Wie aus den vorliegenden Angaben hervorgeht, war die größte Gruppe unter den zwangsweise Ausgereisten Menschen aus Osteuropa. In knapp 1100 Fällen wurde außerdem ein Schutztitel aberkannt, also Asyl oder subsidiärer Schutz. Damit liegt der Schwerpunkt der aktuellen Zahlen auf Rückführungen und dem Umgang mit bereits anerkanntem Schutzstatus.
Dublin-Verfahren mit Überstellungen in beide Richtungen
Im Dublin-Verfahren wurden weniger Flüchtlinge in Österreich aufgenommen als in andere europäische Staaten überstellt.
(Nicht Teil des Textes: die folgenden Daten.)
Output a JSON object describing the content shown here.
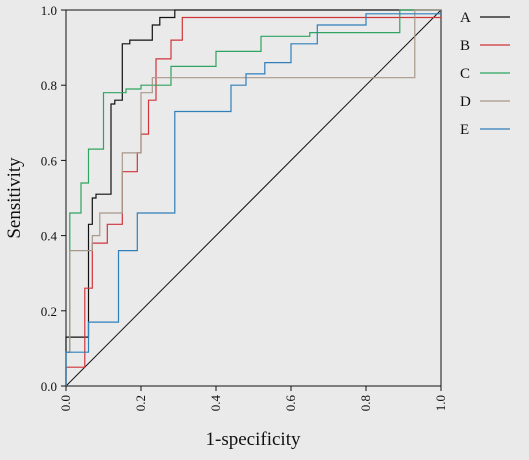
{
  "chart_data": {
    "type": "line",
    "title": "",
    "xlabel": "1-specificity",
    "ylabel": "Sensitivity",
    "xlim": [
      0.0,
      1.0
    ],
    "ylim": [
      0.0,
      1.0
    ],
    "xticks": [
      "0.0",
      "0.2",
      "0.4",
      "0.6",
      "0.8",
      "1.0"
    ],
    "yticks": [
      "0.0",
      "0.2",
      "0.4",
      "0.6",
      "0.8",
      "1.0"
    ],
    "xtick_values": [
      0,
      0.2,
      0.4,
      0.6,
      0.8,
      1.0
    ],
    "ytick_values": [
      0,
      0.2,
      0.4,
      0.6,
      0.8,
      1.0
    ],
    "grid": false,
    "legend_position": "right",
    "reference_line": {
      "x": [
        0,
        1
      ],
      "y": [
        0,
        1
      ],
      "color": "#111111"
    },
    "series": [
      {
        "name": "A",
        "color": "#111111",
        "x": [
          0,
          0,
          0.06,
          0.06,
          0.07,
          0.07,
          0.08,
          0.08,
          0.12,
          0.12,
          0.13,
          0.13,
          0.15,
          0.15,
          0.17,
          0.17,
          0.23,
          0.23,
          0.25,
          0.25,
          0.29,
          0.29,
          1.0
        ],
        "y": [
          0,
          0.13,
          0.13,
          0.43,
          0.43,
          0.5,
          0.5,
          0.51,
          0.51,
          0.75,
          0.75,
          0.76,
          0.76,
          0.91,
          0.91,
          0.92,
          0.92,
          0.96,
          0.96,
          0.98,
          0.98,
          1.0,
          1.0
        ]
      },
      {
        "name": "B",
        "color": "#d0353b",
        "x": [
          0,
          0,
          0.05,
          0.05,
          0.07,
          0.07,
          0.11,
          0.11,
          0.15,
          0.15,
          0.19,
          0.19,
          0.2,
          0.2,
          0.22,
          0.22,
          0.24,
          0.24,
          0.28,
          0.28,
          0.31,
          0.31,
          1.0
        ],
        "y": [
          0,
          0.05,
          0.05,
          0.26,
          0.26,
          0.38,
          0.38,
          0.43,
          0.43,
          0.57,
          0.57,
          0.62,
          0.62,
          0.67,
          0.67,
          0.76,
          0.76,
          0.87,
          0.87,
          0.92,
          0.92,
          0.98,
          0.98
        ]
      },
      {
        "name": "C",
        "color": "#2fa360",
        "x": [
          0,
          0,
          0.01,
          0.01,
          0.04,
          0.04,
          0.06,
          0.06,
          0.1,
          0.1,
          0.16,
          0.16,
          0.2,
          0.2,
          0.28,
          0.28,
          0.4,
          0.4,
          0.52,
          0.52,
          0.65,
          0.65,
          0.89,
          0.89,
          1.0
        ],
        "y": [
          0,
          0.09,
          0.09,
          0.46,
          0.46,
          0.54,
          0.54,
          0.63,
          0.63,
          0.78,
          0.78,
          0.79,
          0.79,
          0.8,
          0.8,
          0.85,
          0.85,
          0.89,
          0.89,
          0.93,
          0.93,
          0.94,
          0.94,
          1.0,
          1.0
        ]
      },
      {
        "name": "D",
        "color": "#a8988a",
        "x": [
          0,
          0,
          0.01,
          0.01,
          0.07,
          0.07,
          0.09,
          0.09,
          0.15,
          0.15,
          0.2,
          0.2,
          0.23,
          0.23,
          0.93,
          0.93,
          1.0
        ],
        "y": [
          0,
          0.09,
          0.09,
          0.36,
          0.36,
          0.4,
          0.4,
          0.46,
          0.46,
          0.62,
          0.62,
          0.78,
          0.78,
          0.82,
          0.82,
          1.0,
          1.0
        ]
      },
      {
        "name": "E",
        "color": "#2f7fb9",
        "x": [
          0,
          0,
          0.06,
          0.06,
          0.14,
          0.14,
          0.19,
          0.19,
          0.29,
          0.29,
          0.44,
          0.44,
          0.48,
          0.48,
          0.53,
          0.53,
          0.6,
          0.6,
          0.67,
          0.67,
          0.8,
          0.8,
          1.0
        ],
        "y": [
          0,
          0.09,
          0.09,
          0.17,
          0.17,
          0.36,
          0.36,
          0.46,
          0.46,
          0.73,
          0.73,
          0.8,
          0.8,
          0.83,
          0.83,
          0.86,
          0.86,
          0.91,
          0.91,
          0.96,
          0.96,
          0.99,
          0.99
        ]
      }
    ]
  }
}
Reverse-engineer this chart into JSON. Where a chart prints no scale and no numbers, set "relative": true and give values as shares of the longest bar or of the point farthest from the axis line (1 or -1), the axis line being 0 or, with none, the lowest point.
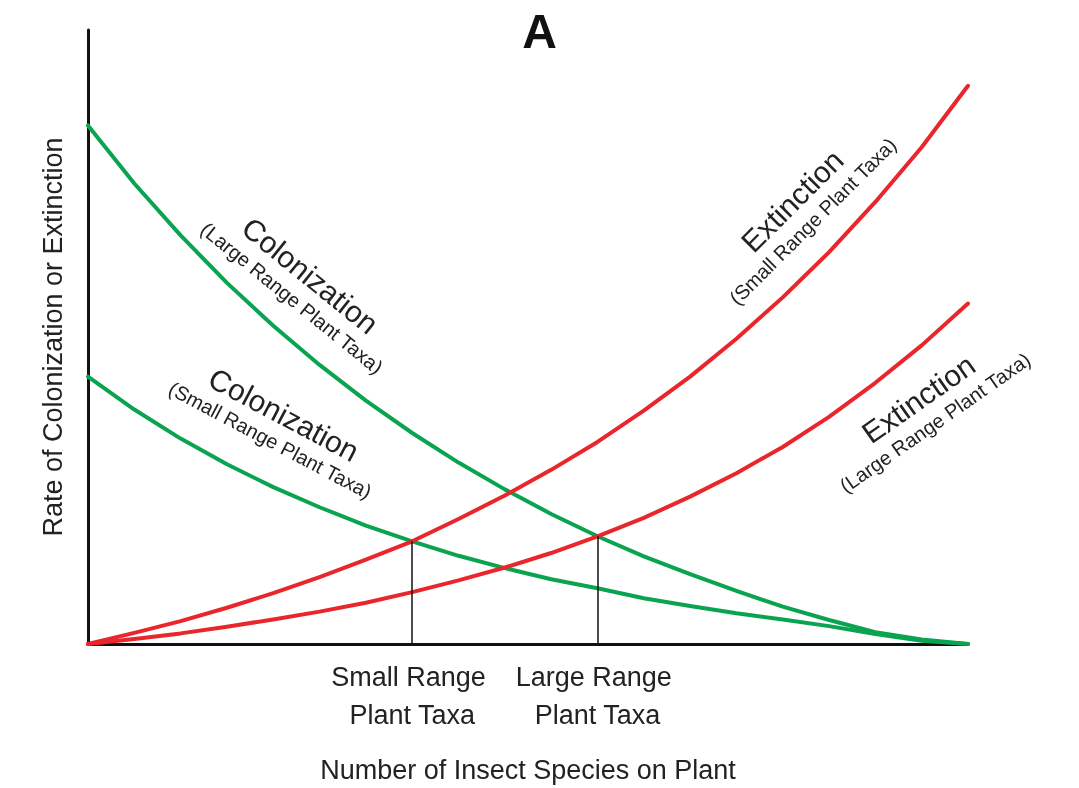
{
  "chart_data": {
    "type": "line",
    "title": "A",
    "xlabel": "Number of Insect Species on Plant",
    "ylabel": "Rate of Colonization or Extinction",
    "relative": true,
    "legend": false,
    "grid": false,
    "marker": "none",
    "line_style": "solid",
    "categories": [
      null,
      null,
      null,
      null,
      null,
      null,
      null,
      "Small Range Plant Taxa",
      null,
      null,
      null,
      "Large Range Plant Taxa",
      null,
      null,
      null,
      null,
      null,
      null,
      null,
      null
    ],
    "series": [
      {
        "name": "Colonization\n(Large Range Plant Taxa)",
        "color": "#0aa451",
        "values": [
          0.929,
          0.825,
          0.732,
          0.647,
          0.57,
          0.5,
          0.436,
          0.378,
          0.325,
          0.277,
          0.233,
          0.193,
          0.157,
          0.125,
          0.095,
          0.067,
          0.043,
          0.021,
          0.008,
          0
        ]
      },
      {
        "name": "Colonization\n(Small Range Plant Taxa)",
        "color": "#0aa451",
        "values": [
          0.479,
          0.42,
          0.368,
          0.322,
          0.281,
          0.245,
          0.212,
          0.184,
          0.158,
          0.136,
          0.116,
          0.1,
          0.082,
          0.068,
          0.055,
          0.044,
          0.032,
          0.018,
          0.006,
          0
        ]
      },
      {
        "name": "Extinction\n(Small Range Plant Taxa)",
        "color": "#e8262c",
        "values": [
          0,
          0.02,
          0.041,
          0.065,
          0.091,
          0.12,
          0.151,
          0.184,
          0.224,
          0.266,
          0.312,
          0.362,
          0.418,
          0.479,
          0.547,
          0.621,
          0.702,
          0.792,
          0.89,
          1
        ]
      },
      {
        "name": "Extinction\n(Large Range Plant Taxa)",
        "color": "#e8262c",
        "values": [
          0,
          0.009,
          0.019,
          0.031,
          0.044,
          0.058,
          0.074,
          0.093,
          0.114,
          0.137,
          0.163,
          0.193,
          0.226,
          0.264,
          0.306,
          0.353,
          0.407,
          0.468,
          0.535,
          0.61
        ]
      }
    ],
    "ref_lines": [
      {
        "axis": "x",
        "value": "Small Range Plant Taxa",
        "color": "#111111"
      },
      {
        "axis": "x",
        "value": "Large Range Plant Taxa",
        "color": "#111111"
      }
    ]
  }
}
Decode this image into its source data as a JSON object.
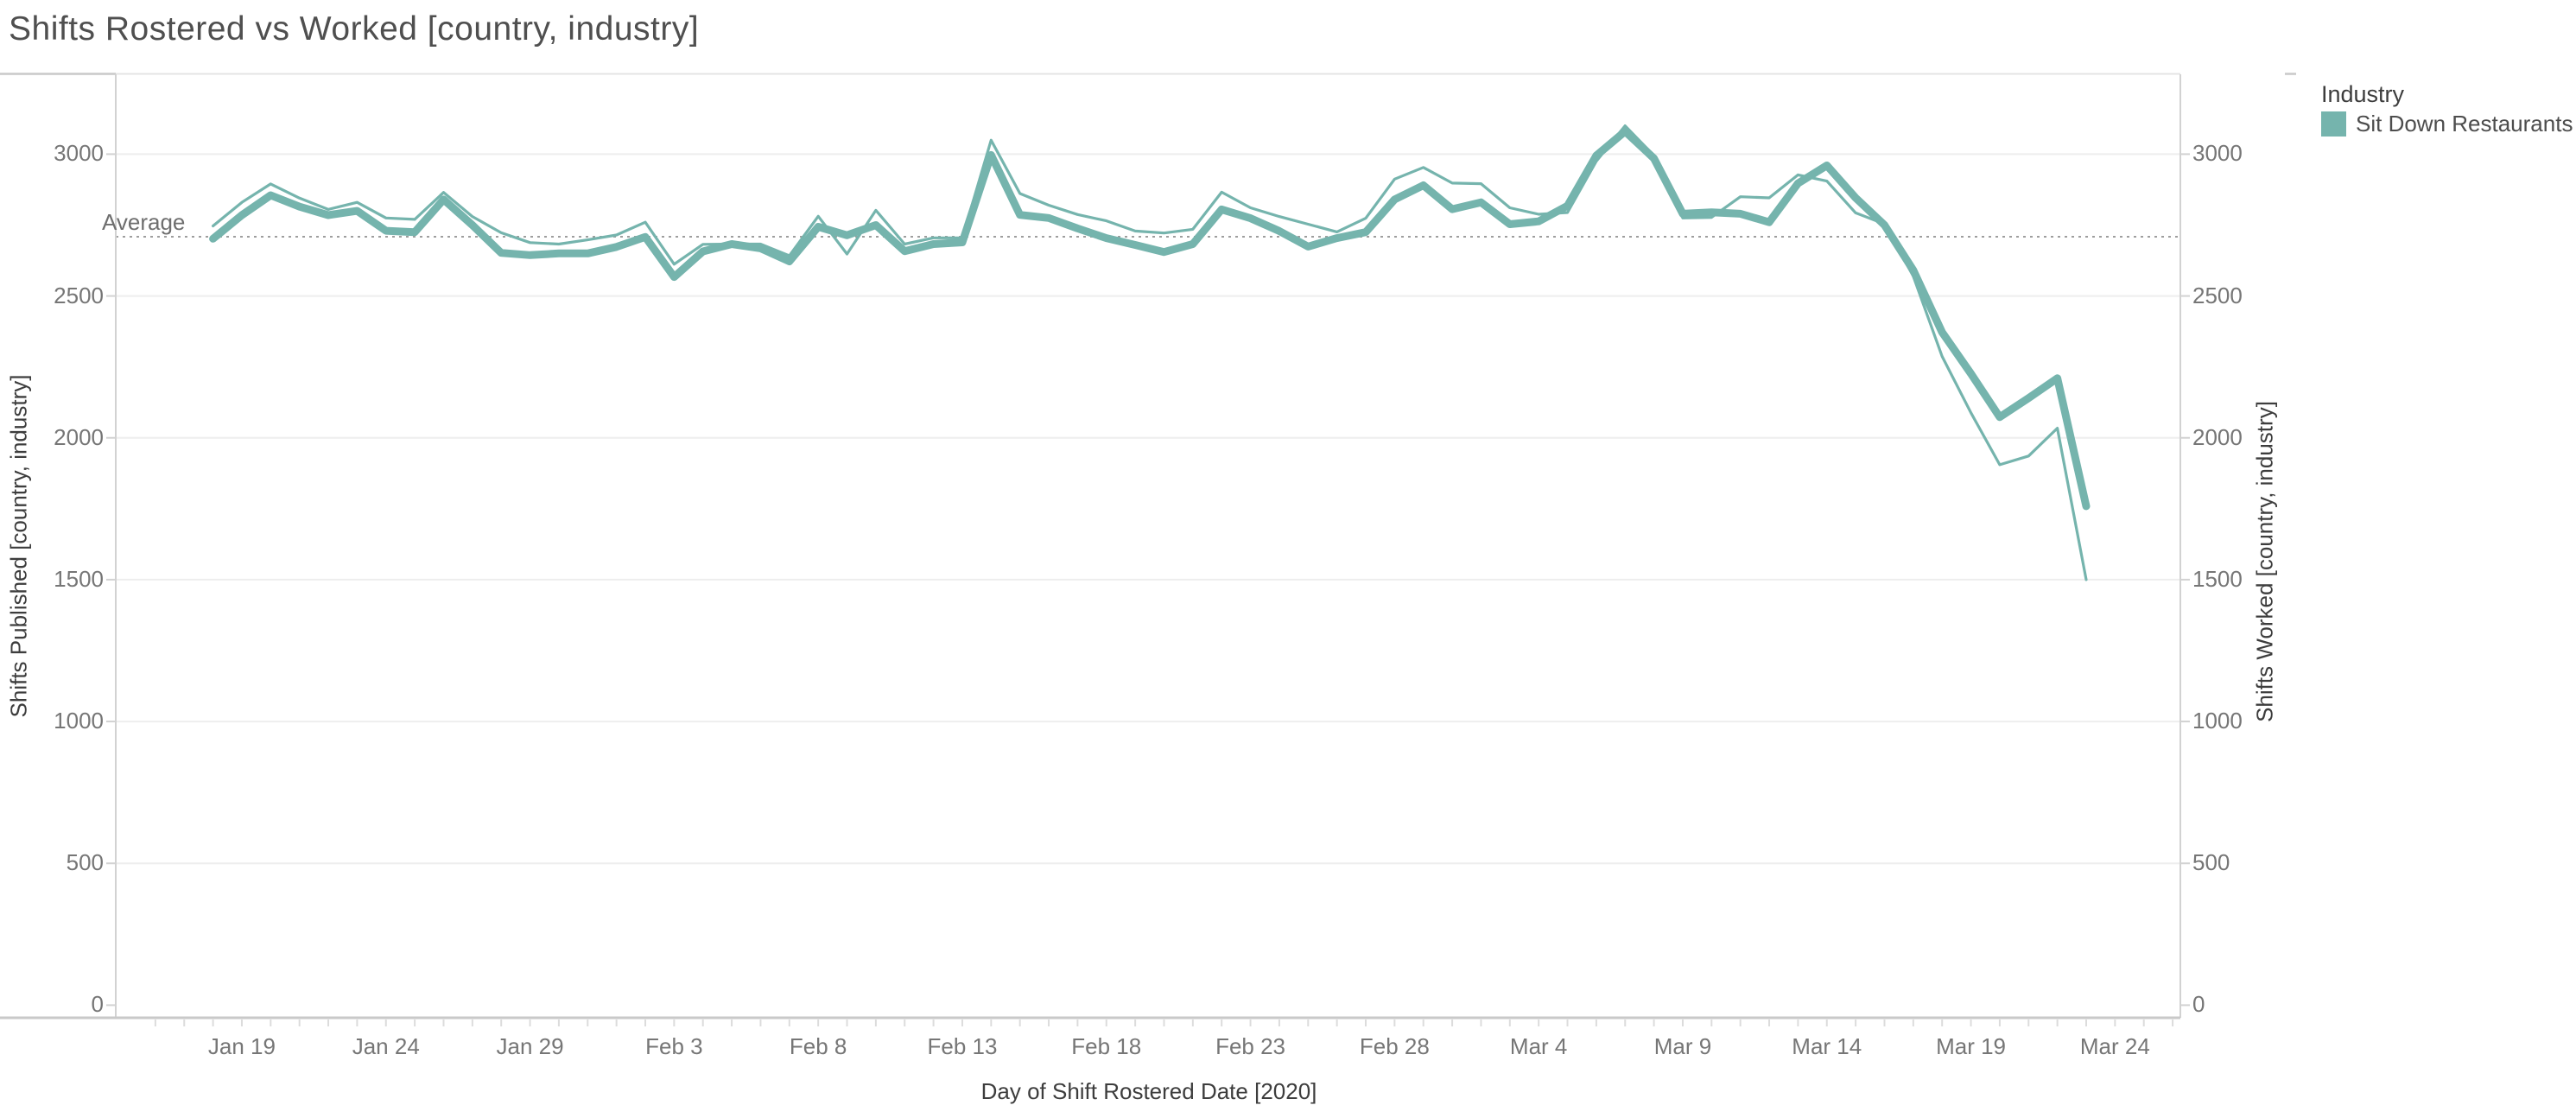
{
  "title": "Shifts Rostered vs Worked [country, industry]",
  "average_label": "Average",
  "legend": {
    "title": "Industry",
    "items": [
      {
        "label": "Sit Down Restaurants",
        "color": "#75b4ad"
      }
    ]
  },
  "axes": {
    "left": {
      "title": "Shifts Published [country, industry]",
      "ticks": [
        0,
        500,
        1000,
        1500,
        2000,
        2500,
        3000
      ]
    },
    "right": {
      "title": "Shifts Worked [country, industry]",
      "ticks": [
        0,
        500,
        1000,
        1500,
        2000,
        2500,
        3000
      ]
    },
    "x": {
      "title": "Day of Shift Rostered Date [2020]",
      "tick_labels": [
        "Jan 19",
        "Jan 24",
        "Jan 29",
        "Feb 3",
        "Feb 8",
        "Feb 13",
        "Feb 18",
        "Feb 23",
        "Feb 28",
        "Mar 4",
        "Mar 9",
        "Mar 14",
        "Mar 19",
        "Mar 24"
      ],
      "tick_day_index": [
        1,
        6,
        11,
        16,
        21,
        26,
        31,
        36,
        41,
        46,
        51,
        56,
        61,
        66
      ]
    }
  },
  "colors": {
    "line": "#75b4ad",
    "grid": "#eeeeee",
    "axis_line": "#d2d2d2",
    "bottom_border": "#c9c9c9",
    "day_tick": "#dcdcdc",
    "average_line": "#9e9e9e",
    "divider": "#e4e4e4"
  },
  "chart_data": {
    "type": "line",
    "title": "Shifts Rostered vs Worked [country, industry]",
    "xlabel": "Day of Shift Rostered Date [2020]",
    "ylabel_left": "Shifts Published [country, industry]",
    "ylabel_right": "Shifts Worked [country, industry]",
    "ylim": [
      0,
      3280
    ],
    "grid": true,
    "legend_position": "top-right",
    "average_line_value": 2709,
    "x": [
      "Jan 18",
      "Jan 19",
      "Jan 20",
      "Jan 21",
      "Jan 22",
      "Jan 23",
      "Jan 24",
      "Jan 25",
      "Jan 26",
      "Jan 27",
      "Jan 28",
      "Jan 29",
      "Jan 30",
      "Jan 31",
      "Feb 1",
      "Feb 2",
      "Feb 3",
      "Feb 4",
      "Feb 5",
      "Feb 6",
      "Feb 7",
      "Feb 8",
      "Feb 9",
      "Feb 10",
      "Feb 11",
      "Feb 12",
      "Feb 13",
      "Feb 14",
      "Feb 15",
      "Feb 16",
      "Feb 17",
      "Feb 18",
      "Feb 19",
      "Feb 20",
      "Feb 21",
      "Feb 22",
      "Feb 23",
      "Feb 24",
      "Feb 25",
      "Feb 26",
      "Feb 27",
      "Feb 28",
      "Feb 29",
      "Mar 1",
      "Mar 2",
      "Mar 3",
      "Mar 4",
      "Mar 5",
      "Mar 6",
      "Mar 7",
      "Mar 8",
      "Mar 9",
      "Mar 10",
      "Mar 11",
      "Mar 12",
      "Mar 13",
      "Mar 14",
      "Mar 15",
      "Mar 16",
      "Mar 17",
      "Mar 18",
      "Mar 19",
      "Mar 20",
      "Mar 21",
      "Mar 22",
      "Mar 23"
    ],
    "series": [
      {
        "name": "Shifts Worked [country, industry]",
        "axis": "right",
        "style": "thin",
        "stroke_width": 3.2,
        "values": [
          2747,
          2830,
          2895,
          2845,
          2805,
          2830,
          2775,
          2770,
          2865,
          2780,
          2723,
          2688,
          2683,
          2698,
          2715,
          2760,
          2612,
          2682,
          2683,
          2683,
          2642,
          2781,
          2648,
          2802,
          2683,
          2705,
          2705,
          3049,
          2861,
          2820,
          2787,
          2765,
          2729,
          2722,
          2735,
          2866,
          2811,
          2780,
          2753,
          2726,
          2774,
          2912,
          2953,
          2898,
          2896,
          2811,
          2788,
          2794,
          2975,
          3100,
          2995,
          2775,
          2777,
          2850,
          2846,
          2927,
          2905,
          2793,
          2754,
          2570,
          2287,
          2088,
          1905,
          1936,
          2034,
          1500
        ]
      },
      {
        "name": "Shifts Published [country, industry]",
        "axis": "left",
        "style": "thick",
        "stroke_width": 9,
        "values": [
          2702,
          2785,
          2855,
          2815,
          2785,
          2800,
          2730,
          2725,
          2840,
          2750,
          2652,
          2644,
          2650,
          2650,
          2673,
          2708,
          2567,
          2657,
          2683,
          2668,
          2622,
          2744,
          2714,
          2750,
          2658,
          2683,
          2689,
          2997,
          2786,
          2775,
          2738,
          2704,
          2680,
          2655,
          2683,
          2805,
          2774,
          2729,
          2674,
          2704,
          2725,
          2840,
          2890,
          2806,
          2830,
          2753,
          2763,
          2818,
          2995,
          3080,
          2985,
          2790,
          2795,
          2790,
          2760,
          2897,
          2960,
          2846,
          2750,
          2591,
          2372,
          2226,
          2073,
          2140,
          2210,
          1759
        ]
      }
    ]
  }
}
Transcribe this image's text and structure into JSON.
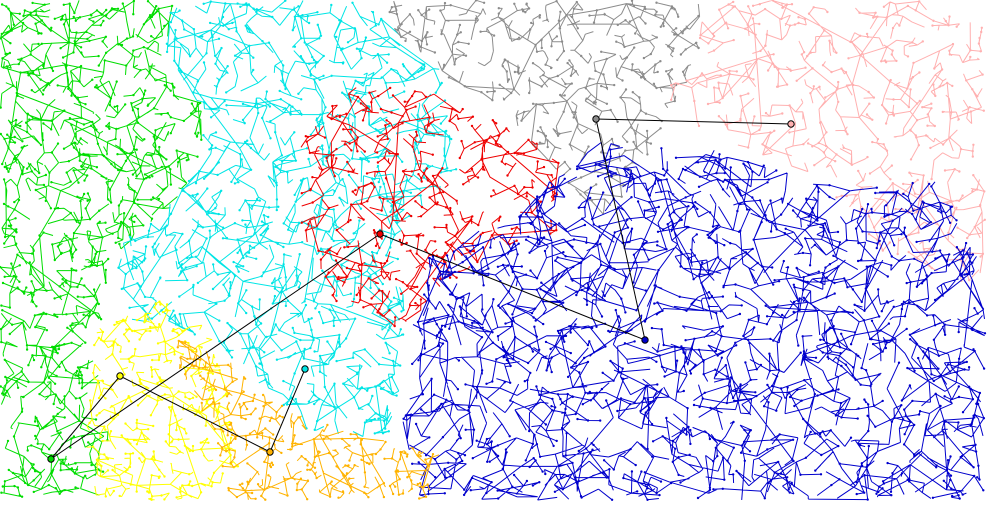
{
  "diagram": {
    "background": "#ffffff",
    "link_color": "#000000",
    "hub_fill_color": "#2e5d2e",
    "clusters": [
      {
        "name": "green",
        "color": "#00dd00",
        "density": "high"
      },
      {
        "name": "cyan",
        "color": "#00e5e5",
        "density": "high"
      },
      {
        "name": "gray",
        "color": "#8c8c8c",
        "density": "medium"
      },
      {
        "name": "pink",
        "color": "#ffb0b0",
        "density": "medium"
      },
      {
        "name": "red",
        "color": "#ee0000",
        "density": "medium"
      },
      {
        "name": "blue",
        "color": "#0000cc",
        "density": "very-high"
      },
      {
        "name": "yellow",
        "color": "#ffff00",
        "density": "medium"
      },
      {
        "name": "orange",
        "color": "#ffb300",
        "density": "medium"
      }
    ],
    "hubs": [
      {
        "id": "green-hub",
        "cluster": "green"
      },
      {
        "id": "yellow-hub",
        "cluster": "yellow"
      },
      {
        "id": "orange-hub",
        "cluster": "orange"
      },
      {
        "id": "cyan-hub",
        "cluster": "cyan"
      },
      {
        "id": "red-hub",
        "cluster": "red"
      },
      {
        "id": "blue-hub",
        "cluster": "blue"
      },
      {
        "id": "gray-hub",
        "cluster": "gray"
      },
      {
        "id": "pink-hub",
        "cluster": "pink"
      }
    ],
    "links": [
      {
        "from": "green-hub",
        "to": "yellow-hub"
      },
      {
        "from": "yellow-hub",
        "to": "orange-hub"
      },
      {
        "from": "orange-hub",
        "to": "cyan-hub"
      },
      {
        "from": "green-hub",
        "to": "red-hub"
      },
      {
        "from": "red-hub",
        "to": "blue-hub"
      },
      {
        "from": "blue-hub",
        "to": "gray-hub"
      },
      {
        "from": "gray-hub",
        "to": "pink-hub"
      }
    ]
  }
}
Dabei geht es um Fälle, in denen ein anderer EU-Staat als zuständig gilt, weil der Asylsuchende zunächst dort in der Union registriert wurde.
In 423 Fällen stimmten andere Länder zu, die Personen zu übernehmen. Zu tatsächlichen Überstellungen kam es 224 Mal. Umgekehrt erklärte sich Österreich in 425 Fällen für zuständig. Tatsächlich nach Österreich überstellt wurden 176 Menschen.
Die Zahlen geben damit einen Überblick über die asylpolitische Lage im ersten Quartal 2026: neben Abschiebungen und freiwilligen Ausreisen auch über Aberkennungen von Schutzstatus und die Praxis im Dublin-System.